A less formalistic basis of distinction would have been that where a higher sentence requires proof of a fact not established in the criminal trial, rather than the judge’s overall assessment of the defendant, the sentencing is subject to certain due process guarantees with respect to proof of the critical fact.

The “fact[s] not established in [Adams’] criminal trial,” required as a predicate for Section 775.084 sentencing, were (1) his pri- or conviction of armed robbery, his imprisonment and release less than five years before his present felony, concerning which Adams’ confrontation and cross-examination rights were clear, clearly protected, and of comparatively little value, considering the limited scope of the inquiry; and (2) the “fact” that Adams’ extended imprisonment is necessary to protect society against his further criminal activity.

In the more critical second-stage inquiry, the “facts” concerning which the defendant enjoys the Specht safeguards of confrontation and cross-examination have become clearer in practice than they were in Specht’s description.
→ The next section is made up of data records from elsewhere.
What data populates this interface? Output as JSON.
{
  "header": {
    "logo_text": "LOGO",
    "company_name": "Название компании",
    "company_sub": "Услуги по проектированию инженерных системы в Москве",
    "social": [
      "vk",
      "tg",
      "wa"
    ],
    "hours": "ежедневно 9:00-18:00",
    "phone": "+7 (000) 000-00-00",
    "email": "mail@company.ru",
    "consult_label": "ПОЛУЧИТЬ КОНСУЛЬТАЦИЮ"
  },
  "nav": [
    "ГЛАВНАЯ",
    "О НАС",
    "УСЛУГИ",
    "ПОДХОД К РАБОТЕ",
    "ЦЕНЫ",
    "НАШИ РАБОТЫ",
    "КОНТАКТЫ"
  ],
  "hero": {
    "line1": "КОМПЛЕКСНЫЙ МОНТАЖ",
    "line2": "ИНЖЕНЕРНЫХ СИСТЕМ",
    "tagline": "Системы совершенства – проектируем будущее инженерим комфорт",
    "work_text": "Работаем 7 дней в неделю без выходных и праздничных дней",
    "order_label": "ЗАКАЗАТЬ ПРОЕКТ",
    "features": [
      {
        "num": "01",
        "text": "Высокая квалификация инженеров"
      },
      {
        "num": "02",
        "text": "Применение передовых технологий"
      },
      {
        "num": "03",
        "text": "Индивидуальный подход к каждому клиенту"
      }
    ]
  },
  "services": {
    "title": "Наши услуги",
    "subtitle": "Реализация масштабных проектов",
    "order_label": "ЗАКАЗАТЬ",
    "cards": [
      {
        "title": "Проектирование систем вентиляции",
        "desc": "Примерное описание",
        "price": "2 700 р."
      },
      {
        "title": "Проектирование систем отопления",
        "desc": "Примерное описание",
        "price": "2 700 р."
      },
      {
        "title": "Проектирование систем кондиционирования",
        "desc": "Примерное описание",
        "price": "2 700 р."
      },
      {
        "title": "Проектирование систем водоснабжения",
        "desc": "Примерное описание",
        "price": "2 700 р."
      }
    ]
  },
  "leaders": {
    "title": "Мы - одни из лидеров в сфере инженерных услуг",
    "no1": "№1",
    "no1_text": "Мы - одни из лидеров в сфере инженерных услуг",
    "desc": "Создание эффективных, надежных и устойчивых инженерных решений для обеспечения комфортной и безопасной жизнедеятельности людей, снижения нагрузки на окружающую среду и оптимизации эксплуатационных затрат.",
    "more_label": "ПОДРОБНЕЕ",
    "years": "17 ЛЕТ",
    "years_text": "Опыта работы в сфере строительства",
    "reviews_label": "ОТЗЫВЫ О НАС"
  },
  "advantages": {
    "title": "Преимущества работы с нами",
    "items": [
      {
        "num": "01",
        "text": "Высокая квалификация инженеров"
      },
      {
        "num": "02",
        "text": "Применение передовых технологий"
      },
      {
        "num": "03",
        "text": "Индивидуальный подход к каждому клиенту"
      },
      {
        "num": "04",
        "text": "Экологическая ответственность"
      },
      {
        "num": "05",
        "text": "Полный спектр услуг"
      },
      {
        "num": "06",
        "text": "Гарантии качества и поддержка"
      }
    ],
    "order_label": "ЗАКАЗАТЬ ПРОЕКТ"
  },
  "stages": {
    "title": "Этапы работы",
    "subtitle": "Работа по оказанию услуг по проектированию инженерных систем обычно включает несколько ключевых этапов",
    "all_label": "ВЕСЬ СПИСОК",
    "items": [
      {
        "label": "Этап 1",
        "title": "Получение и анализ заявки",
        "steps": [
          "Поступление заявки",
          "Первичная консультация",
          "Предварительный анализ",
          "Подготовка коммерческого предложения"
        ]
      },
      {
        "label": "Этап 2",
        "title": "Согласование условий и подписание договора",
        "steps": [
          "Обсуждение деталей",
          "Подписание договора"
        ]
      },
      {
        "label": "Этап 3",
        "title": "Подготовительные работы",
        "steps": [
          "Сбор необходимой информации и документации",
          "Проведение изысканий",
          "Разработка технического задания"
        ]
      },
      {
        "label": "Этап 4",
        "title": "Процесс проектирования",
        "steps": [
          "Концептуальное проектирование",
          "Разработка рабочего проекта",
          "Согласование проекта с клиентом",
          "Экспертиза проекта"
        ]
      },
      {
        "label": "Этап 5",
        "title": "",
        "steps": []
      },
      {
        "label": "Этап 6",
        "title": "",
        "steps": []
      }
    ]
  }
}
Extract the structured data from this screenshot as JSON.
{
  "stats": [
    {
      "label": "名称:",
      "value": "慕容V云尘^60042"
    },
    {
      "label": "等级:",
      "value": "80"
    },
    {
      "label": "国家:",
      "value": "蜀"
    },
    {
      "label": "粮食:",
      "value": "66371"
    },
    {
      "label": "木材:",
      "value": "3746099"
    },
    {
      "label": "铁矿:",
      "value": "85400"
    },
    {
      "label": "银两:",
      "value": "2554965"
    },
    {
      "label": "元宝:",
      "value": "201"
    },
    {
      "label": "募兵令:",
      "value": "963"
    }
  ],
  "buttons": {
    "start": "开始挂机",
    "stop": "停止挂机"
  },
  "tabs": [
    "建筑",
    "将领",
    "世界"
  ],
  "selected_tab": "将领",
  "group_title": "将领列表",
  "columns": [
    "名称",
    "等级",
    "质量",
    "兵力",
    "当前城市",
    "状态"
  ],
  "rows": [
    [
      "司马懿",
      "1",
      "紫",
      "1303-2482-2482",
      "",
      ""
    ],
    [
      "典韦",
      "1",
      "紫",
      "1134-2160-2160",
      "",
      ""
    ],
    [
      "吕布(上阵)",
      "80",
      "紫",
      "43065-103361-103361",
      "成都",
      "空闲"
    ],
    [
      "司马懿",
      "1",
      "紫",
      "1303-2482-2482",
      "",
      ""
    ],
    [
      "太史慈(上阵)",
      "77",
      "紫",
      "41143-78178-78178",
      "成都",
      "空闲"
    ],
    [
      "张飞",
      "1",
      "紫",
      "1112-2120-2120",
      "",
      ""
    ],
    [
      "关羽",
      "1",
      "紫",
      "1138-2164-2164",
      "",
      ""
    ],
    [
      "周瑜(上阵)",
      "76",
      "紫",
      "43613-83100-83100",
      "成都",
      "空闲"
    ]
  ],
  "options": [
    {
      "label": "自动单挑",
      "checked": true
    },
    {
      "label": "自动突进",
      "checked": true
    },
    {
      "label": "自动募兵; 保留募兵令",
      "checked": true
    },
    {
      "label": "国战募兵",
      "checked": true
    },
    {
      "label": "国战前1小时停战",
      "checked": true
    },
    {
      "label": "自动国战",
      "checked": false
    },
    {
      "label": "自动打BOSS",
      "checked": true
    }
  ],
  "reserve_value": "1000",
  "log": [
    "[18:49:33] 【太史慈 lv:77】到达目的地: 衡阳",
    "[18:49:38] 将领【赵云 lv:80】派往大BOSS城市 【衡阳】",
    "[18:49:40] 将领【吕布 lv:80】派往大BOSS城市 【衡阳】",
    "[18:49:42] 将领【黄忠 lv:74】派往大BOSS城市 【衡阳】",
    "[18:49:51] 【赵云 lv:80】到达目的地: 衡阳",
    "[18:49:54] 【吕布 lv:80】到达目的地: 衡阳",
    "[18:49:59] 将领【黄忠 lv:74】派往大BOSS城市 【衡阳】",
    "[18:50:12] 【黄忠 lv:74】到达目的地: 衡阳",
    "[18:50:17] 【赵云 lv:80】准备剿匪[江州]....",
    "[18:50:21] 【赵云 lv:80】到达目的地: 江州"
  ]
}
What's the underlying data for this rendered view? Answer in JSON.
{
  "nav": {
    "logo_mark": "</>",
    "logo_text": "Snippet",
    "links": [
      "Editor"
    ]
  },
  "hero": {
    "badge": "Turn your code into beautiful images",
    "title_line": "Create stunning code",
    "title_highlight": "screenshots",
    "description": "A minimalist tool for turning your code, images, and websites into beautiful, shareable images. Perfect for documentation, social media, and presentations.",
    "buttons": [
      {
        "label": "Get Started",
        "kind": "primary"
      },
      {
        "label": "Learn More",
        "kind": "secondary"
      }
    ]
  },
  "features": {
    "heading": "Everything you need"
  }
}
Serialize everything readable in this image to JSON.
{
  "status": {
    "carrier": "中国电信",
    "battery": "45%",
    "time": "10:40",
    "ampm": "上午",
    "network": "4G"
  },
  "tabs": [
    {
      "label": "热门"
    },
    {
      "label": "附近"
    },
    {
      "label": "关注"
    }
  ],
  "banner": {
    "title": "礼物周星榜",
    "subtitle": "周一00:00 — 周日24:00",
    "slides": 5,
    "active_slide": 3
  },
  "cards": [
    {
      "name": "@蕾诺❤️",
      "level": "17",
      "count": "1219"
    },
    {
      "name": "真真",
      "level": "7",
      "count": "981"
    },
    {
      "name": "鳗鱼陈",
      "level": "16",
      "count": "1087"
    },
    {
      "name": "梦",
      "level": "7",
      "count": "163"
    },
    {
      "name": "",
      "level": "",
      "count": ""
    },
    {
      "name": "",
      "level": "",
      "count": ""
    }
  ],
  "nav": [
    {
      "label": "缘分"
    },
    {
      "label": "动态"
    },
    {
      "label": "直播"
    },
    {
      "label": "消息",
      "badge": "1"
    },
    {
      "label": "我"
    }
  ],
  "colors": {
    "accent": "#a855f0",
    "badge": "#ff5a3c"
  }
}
Although the Specht-triggering “fact” at the heart of the second-stage inquiry is phrased not as a fact but as a prediction, not unlike predictions made by sentencing judges every day in ordinary cases, a careful judge does not in any case predict by leaps of intuition; rather, the judge assesses a defendant’s criminal propensity from what is known generally of the defendant’s life and condition — -his general course of behavior in the past, his family, education, vocation, medical and psychological condition, and so on — and from what is known of particular events and episodes, usually but not necessarily criminal, in which the defendant showed himself to be criminally menacing in “fact.” These latter “facts”, more precisely than a general assessment of the defendant’s personality, inform one’s prediction of future criminal conduct. Among the discrete “facts” which were hearsay-evidenced by the presentence report concerning Adams were his alleged use of a sawed-off shotgun in the prior armed robbery, and his probable guilt of two attempted murders by shooting.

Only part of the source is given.